In his keynote address at Dreamforce this week, the massive SFDC partner and user conference, Benioff addressed the idea of the cloud-mobile-social connection as though it were something that Salesforce just discovered and that nobody else had thought of it yet.
You expect high-sounding rhetoric at a conference address like this one, but the fact is that there have been plenty of companies making that same connection for a long time. In fact, I launched this blog in December of 2010 with a post about that year’s Dreamforce conference as an example of the quintessential cloud company — which I still believe to be the case.
But I assure you that I didn’t invent the mobile-cloud idea at the end of 2010 either.

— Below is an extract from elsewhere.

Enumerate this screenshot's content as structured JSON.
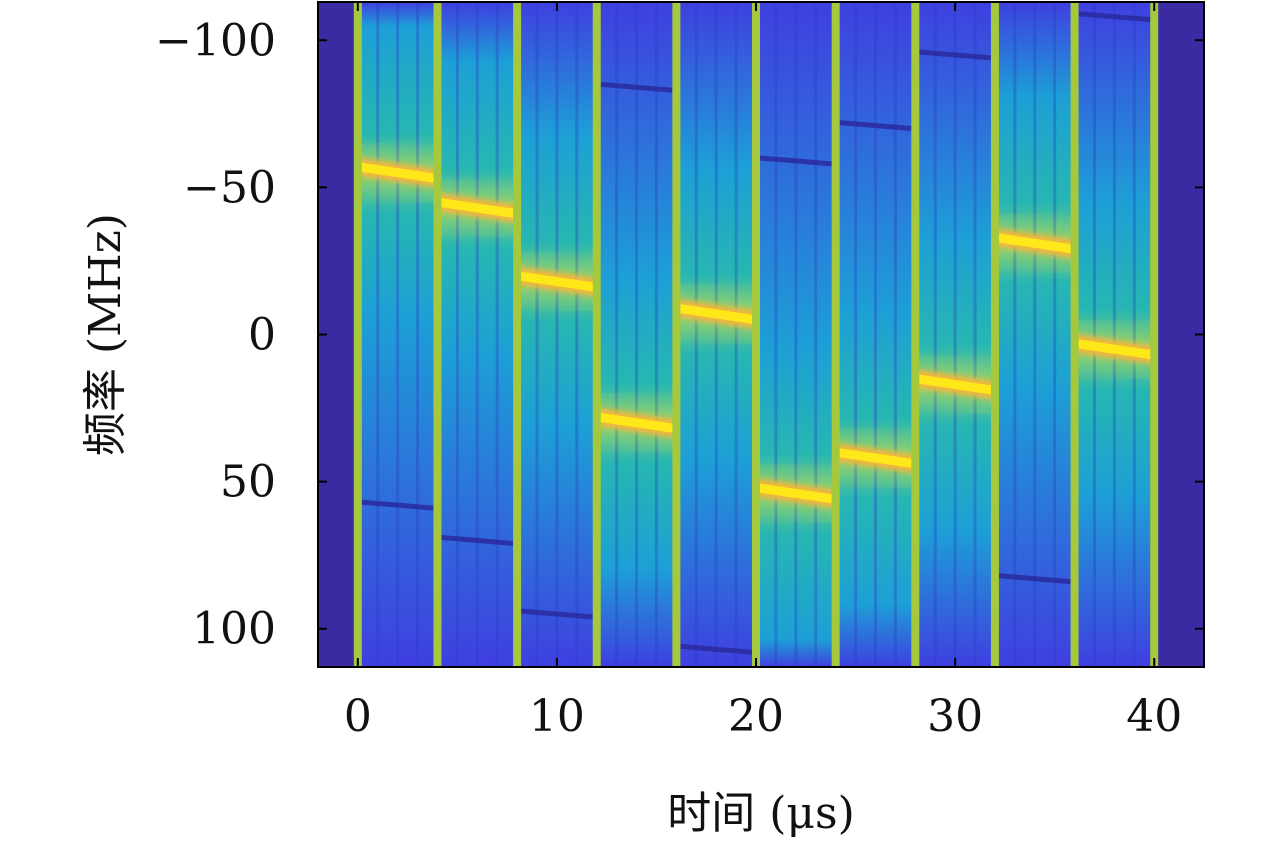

It was something that had been stirring for quite some time, and it was precisely because of the trend that TechTarget asked me to start a blog about it.
Salesforce simply recognized what has been obvious to any of us cover this space, that companies need a number of tools to operate in today’s mobile world. They need smartphones and tablets and they need apps that run on those tablets and give them access to enterprise content wherever they may be, and finally they need to be able to share and collaborate in the cloud. The cloud is the glue that holds this all together. You can’t be mobile or social if you’re not in the cloud — at least not effectively.
Salesforce has finally seen the light. Chances other vendors — large and small — won’t be far behind.